Ces « Français qui ont au cœur l'amour de la patrie » se sont mobilisés au-delà de toutes les espérances, plaçant sa liste « souverainiste » en deuxième position, avec 13,09 % des suffrages, devant la liste RPR-DL (Démocratie libérale, le parti d'Alain Madelin), qui réalise le piètre score de 12,71 %. M. Pasqua prononce, au soir du 13 juin, l'acte de décès du parti dont il fut l'un des pères fondateurs : « le RPR est mort. Ceux qui ont fait passer les tractations avant leurs convictions sont désavoués », déclarera-t-il depuis son QG de Neuilly en guise d'oraison funèbre. Ce n'est pourtant pas faute, pour le sénateur des Hauts-de-Seine, d'avoir tenté de réformer de l'intérieur le RPR depuis qu'il a fondé, en 1990, son mouvement Demain la France. Enfourchant le cheval de bataille souverainiste contre une Europe à tendance fédérale qu'il combat à visage découvert lors du référendum sur le traité de Maastricht, en septembre 1992, il se rallie ensuite à la bannière d'Édouard Balladur contre Jacques Chirac, consommant la rupture avec son ancien protégé lorsque celui-ci accède à l'Élysée en 1995. L'ancien ministre de l'Intérieur jette des passerelles à gauche, vers de possibles frères d'armes « nationaux-républicains », et crée la surprise en se prononçant fin 1998 en faveur de la régularisation de tous les sans-papiers. Puis il démissionne au lendemain de la convocation du Parlement, le 1er janvier 1999, pour la ratification du traité d'Amsterdam, en annonçant qu'il fera liste à part aux européennes, champ de manœuvres idéal pour sonder la France hostile à cette Europe préparée par la cohabitation. Après avoir formé cadres et présidentiables, le « parent terrible » du RPR dit se désintéresser de l'avenir d'un parti où il ne tentera « aucune recomposition en interne ».

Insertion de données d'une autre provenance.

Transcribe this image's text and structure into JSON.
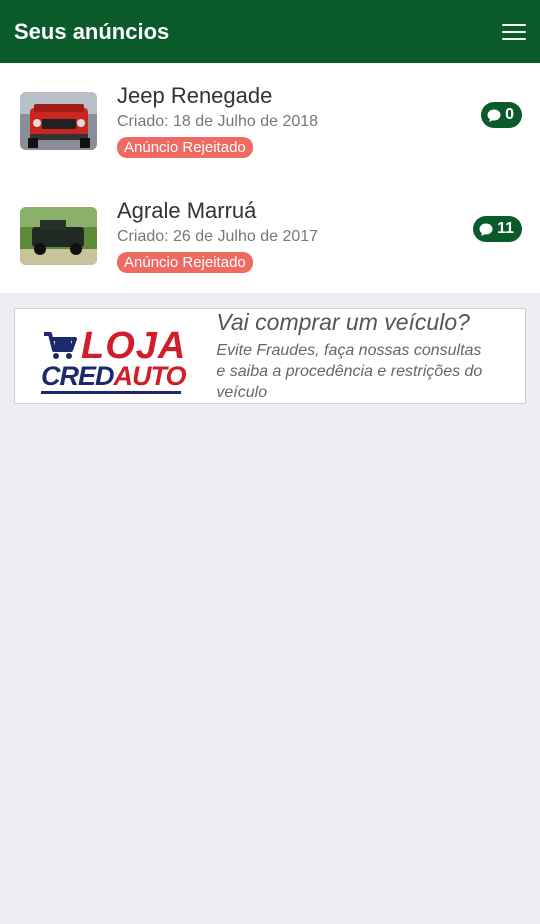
{
  "header": {
    "title": "Seus anúncios"
  },
  "listings": [
    {
      "title": "Jeep Renegade",
      "created": "Criado: 18 de Julho de 2018",
      "status": "Anúncio Rejeitado",
      "messages": "0"
    },
    {
      "title": "Agrale Marruá",
      "created": "Criado: 26 de Julho de 2017",
      "status": "Anúncio Rejeitado",
      "messages": "11"
    }
  ],
  "banner": {
    "logo_top": "LOJA",
    "logo_bottom_a": "CRED",
    "logo_bottom_b": "AUTO",
    "headline": "Vai comprar um veículo?",
    "sub_line1": "Evite Fraudes, faça nossas consultas",
    "sub_line2": "e saiba a procedência e restrições do veículo"
  }
}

Une seconde jeunesse politique

À soixante-douze ans, il se met à son compte et s'offre une deuxième jeunesse politique à la tête d'un parti que ce rassembleur organise presque à contrecœur : le Rassemblement pour la France (RPF), en écho au Rassemblement du peuple français du général de Gaulle. Mais quel avenir politique pour ce RPF ? Un avenir national, assurément, même si Charles Pasqua persiste à recentrer le débat sur l'Europe, exigeant ainsi un référendum avant le passage définitif à l'euro en 2002. Pourtant, s'il dispose de 13 sièges à Strasbourg, le RPF aura du mal à se faire une place dans le paysage politique français : plus que dans la gauche nationale-républicaine, c'est à droite qu'il pourra pêcher des voix, chez les chasseurs, par exemple, mais aussi forcément chez ceux des sympathisants du RPR qui considèrent Pasqua comme l'héritier légitime du gaullisme. Une entreprise délicate, les militants et cadres du RPR étant réticents à lâcher J. Chirac, toujours considéré comme le chef de l'opposition, pour suivre M. Pasqua dans une aventure incertaine.

G. U.

Du RPR au RPF

1943 : engagé dans la Résistance à 16 ans ;

1947 : membre fondateur du RPF dans les Alpes-Maritimes ;

1968-1976 : démissionne de la vice-présidence du Service d'action civique (SAC) pour entamer une carrière politique publique ; député des Hauts-de-Seine, dont il devient le président du Conseil régional ;

1976-1981 : transforme l'UDR en RPR en prenant sous son aile Jacques Chirac, dont il organise la campagne électorale, et entre au Sénat ;

1986-1988 : ministre de l'Intérieur du gouvernement Chirac ;

1990-1992 : tente de réformer le RPR avec Philippe Séguin et part en croisade contre Maastricht ;

1993-1995 : ministre de l'Intérieur et de l'Aménagement du territoire du gouvernement Balladur, il reste fidèle à celui-ci à la présidentielle, son complice P. Séguin soutenant Jacques Chirac ;

1998 : après un passage à vide pendant le gouvernement Juppé, il est nommé conseiller politique de M. Séguin, nouveau président du RPR ;

1999 : rompant avec le RPR, il fonde le RPF après les européennes.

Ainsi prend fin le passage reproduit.